UK Withdrawal from the European Union (Continuity) (Scotland) Act 2021
- Scottish Parliament
- Long title: An Act of the Scottish Parliament to make provision for Scotland in connection with the withdrawal of the United Kingdom from the European Union, in particular to enable provision to be made that corresponds to provision in EU law after the United Kingdom’s withdrawal; to establish guiding principles on the environment and to require public authorities to have due regard to those principles in making policies; to establish a body with the functions of ensuring compliance by public authorities with environmental law and monitoring the effectiveness of environmental law in protecting and improving the environment; to require the preparation and publication of an environmental policy strategy; and for connected purposes.
- Citation: 2021 asp 4
- Introduced by: Michael Russell MSP
- Territorial extent: Scotland

Dates
- Royal assent: 29 January 2021
- Commencement: 29 January 2021

Status: Current legislation

Text of statute as originally enacted

Text of the UK Withdrawal from the European Union (Continuity) (Scotland) Act 2021 as in force today (including any amendments) within the United Kingdom, from legislation.gov.uk.
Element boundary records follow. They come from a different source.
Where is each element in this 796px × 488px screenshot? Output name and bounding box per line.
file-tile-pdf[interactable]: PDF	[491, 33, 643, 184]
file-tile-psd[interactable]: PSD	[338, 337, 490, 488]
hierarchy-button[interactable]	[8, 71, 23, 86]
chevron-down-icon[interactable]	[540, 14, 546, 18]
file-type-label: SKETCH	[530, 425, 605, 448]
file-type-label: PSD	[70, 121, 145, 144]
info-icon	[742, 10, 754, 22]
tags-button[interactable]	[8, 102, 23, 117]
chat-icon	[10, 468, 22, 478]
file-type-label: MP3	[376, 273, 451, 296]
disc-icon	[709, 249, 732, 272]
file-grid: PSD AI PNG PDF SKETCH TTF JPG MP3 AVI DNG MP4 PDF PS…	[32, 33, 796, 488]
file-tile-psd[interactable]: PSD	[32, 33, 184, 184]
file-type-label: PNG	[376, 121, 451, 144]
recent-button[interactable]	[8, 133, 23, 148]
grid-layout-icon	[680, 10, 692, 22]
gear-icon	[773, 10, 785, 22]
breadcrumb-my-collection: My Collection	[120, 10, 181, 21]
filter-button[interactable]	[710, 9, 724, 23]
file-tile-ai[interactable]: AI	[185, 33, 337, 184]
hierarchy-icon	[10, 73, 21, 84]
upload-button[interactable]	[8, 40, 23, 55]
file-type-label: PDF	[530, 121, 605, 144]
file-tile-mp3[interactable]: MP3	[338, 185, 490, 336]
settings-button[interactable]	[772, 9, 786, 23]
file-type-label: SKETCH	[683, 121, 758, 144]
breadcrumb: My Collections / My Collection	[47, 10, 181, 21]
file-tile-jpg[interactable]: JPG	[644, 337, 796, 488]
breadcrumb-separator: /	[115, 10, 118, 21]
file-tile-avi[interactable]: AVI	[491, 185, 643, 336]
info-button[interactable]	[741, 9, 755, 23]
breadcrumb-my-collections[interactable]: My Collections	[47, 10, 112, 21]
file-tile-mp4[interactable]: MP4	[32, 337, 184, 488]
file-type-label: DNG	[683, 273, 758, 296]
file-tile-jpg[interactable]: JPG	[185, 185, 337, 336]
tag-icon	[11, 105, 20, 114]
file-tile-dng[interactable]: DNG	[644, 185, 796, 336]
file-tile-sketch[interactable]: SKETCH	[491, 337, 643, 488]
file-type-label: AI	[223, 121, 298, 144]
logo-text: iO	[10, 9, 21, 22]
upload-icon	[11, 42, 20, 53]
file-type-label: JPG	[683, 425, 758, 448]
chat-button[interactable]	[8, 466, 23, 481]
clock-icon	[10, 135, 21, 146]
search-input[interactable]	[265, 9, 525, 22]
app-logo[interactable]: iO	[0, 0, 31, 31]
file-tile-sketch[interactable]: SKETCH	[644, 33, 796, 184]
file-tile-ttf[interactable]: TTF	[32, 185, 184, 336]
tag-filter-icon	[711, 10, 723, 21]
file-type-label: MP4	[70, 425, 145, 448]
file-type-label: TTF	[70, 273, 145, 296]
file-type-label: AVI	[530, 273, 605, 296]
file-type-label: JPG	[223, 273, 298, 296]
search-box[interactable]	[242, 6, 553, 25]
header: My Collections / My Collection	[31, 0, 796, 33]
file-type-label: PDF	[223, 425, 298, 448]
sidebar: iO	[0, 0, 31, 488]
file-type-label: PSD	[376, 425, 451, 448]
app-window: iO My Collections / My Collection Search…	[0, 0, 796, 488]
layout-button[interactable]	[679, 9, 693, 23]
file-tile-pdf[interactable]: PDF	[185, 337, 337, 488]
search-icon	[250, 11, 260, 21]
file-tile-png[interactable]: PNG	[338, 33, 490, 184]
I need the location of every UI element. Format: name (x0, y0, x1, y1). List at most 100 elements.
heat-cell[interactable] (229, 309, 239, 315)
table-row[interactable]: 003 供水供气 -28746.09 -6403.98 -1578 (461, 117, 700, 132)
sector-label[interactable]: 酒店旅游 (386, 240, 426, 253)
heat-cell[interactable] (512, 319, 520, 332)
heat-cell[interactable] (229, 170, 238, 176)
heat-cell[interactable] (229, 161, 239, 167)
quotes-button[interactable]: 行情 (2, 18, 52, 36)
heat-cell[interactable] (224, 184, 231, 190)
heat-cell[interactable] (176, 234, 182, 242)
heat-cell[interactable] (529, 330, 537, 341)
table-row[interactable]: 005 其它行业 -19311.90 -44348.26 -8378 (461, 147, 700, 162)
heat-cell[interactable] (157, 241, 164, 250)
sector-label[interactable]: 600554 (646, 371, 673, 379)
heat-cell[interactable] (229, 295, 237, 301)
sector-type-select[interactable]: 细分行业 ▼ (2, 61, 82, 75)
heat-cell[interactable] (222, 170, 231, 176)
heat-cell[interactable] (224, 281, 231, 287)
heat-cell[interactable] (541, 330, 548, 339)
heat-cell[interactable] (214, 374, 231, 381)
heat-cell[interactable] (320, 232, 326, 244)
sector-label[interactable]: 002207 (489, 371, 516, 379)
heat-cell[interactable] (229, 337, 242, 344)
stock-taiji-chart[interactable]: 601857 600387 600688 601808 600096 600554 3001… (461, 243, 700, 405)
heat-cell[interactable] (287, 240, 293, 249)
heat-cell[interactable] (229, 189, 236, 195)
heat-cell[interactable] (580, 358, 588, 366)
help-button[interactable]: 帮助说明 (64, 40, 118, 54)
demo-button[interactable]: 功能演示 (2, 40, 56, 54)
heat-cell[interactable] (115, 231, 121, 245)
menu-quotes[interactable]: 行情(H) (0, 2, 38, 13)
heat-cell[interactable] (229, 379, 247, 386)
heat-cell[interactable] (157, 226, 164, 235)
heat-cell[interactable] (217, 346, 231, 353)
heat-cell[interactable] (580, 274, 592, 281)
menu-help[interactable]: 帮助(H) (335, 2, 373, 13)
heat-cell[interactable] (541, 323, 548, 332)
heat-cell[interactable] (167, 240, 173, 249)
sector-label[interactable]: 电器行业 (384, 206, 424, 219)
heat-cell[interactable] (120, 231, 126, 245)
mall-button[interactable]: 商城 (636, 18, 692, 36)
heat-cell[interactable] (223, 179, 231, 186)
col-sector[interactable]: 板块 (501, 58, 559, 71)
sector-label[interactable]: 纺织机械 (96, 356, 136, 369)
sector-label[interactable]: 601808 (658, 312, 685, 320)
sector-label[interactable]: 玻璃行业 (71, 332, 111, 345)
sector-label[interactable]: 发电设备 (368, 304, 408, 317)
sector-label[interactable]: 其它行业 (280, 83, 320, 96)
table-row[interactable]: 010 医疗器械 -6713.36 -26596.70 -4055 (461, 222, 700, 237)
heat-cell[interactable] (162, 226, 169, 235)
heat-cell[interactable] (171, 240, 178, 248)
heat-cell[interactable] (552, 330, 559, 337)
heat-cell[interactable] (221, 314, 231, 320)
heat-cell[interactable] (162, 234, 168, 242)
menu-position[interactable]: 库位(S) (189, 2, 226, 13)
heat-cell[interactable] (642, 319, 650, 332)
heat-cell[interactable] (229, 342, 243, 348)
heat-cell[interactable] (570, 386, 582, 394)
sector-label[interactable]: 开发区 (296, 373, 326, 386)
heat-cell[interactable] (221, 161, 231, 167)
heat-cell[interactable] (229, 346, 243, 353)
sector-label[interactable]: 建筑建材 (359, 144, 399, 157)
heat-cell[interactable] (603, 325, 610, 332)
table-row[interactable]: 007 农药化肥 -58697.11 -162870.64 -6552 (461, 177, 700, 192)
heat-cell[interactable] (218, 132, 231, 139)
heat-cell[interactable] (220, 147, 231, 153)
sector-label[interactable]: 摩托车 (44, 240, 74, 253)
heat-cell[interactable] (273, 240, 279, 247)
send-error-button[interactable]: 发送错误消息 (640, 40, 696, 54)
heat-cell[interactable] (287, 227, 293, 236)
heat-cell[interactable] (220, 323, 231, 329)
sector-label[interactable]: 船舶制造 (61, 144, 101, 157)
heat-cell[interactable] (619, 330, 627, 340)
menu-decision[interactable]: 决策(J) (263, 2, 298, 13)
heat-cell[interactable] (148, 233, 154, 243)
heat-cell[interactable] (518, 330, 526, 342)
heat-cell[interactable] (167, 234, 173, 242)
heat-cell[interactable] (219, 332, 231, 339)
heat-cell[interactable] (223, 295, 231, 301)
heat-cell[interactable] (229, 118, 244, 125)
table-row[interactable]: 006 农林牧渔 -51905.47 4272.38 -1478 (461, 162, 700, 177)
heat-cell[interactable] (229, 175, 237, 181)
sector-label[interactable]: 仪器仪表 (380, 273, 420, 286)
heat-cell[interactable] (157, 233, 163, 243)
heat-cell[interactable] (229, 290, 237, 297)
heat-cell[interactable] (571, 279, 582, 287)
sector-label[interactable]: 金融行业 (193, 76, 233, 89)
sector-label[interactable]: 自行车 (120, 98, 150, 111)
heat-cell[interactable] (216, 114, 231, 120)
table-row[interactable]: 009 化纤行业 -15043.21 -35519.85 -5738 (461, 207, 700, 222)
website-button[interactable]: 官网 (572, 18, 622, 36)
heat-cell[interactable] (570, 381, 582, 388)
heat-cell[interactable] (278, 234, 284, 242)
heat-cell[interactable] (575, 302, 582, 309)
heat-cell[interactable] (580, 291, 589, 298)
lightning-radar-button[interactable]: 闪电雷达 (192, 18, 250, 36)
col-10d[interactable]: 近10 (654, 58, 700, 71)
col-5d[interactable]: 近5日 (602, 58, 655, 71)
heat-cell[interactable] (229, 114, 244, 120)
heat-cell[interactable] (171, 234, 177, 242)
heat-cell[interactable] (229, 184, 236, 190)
= UK Withdrawal from the European Union (Continuity) (Scotland) Act 2021 =

Act of the Scottish Parliament

The UK Withdrawal from the European Union (Continuity) (Scotland) Act 2021 (asp 4) (known colloquially as the Continuity Act or the EU Continuity Act) is an Act passed by the Scottish Parliament on 22 December 2020 and receiving royal assent on 29 January 2021. It is a major Scottish constitutional statute, providing for devolved Scots law to stay aligned to future EU law despite the withdrawal of the United Kingdom from the European Union on 31 January 2020.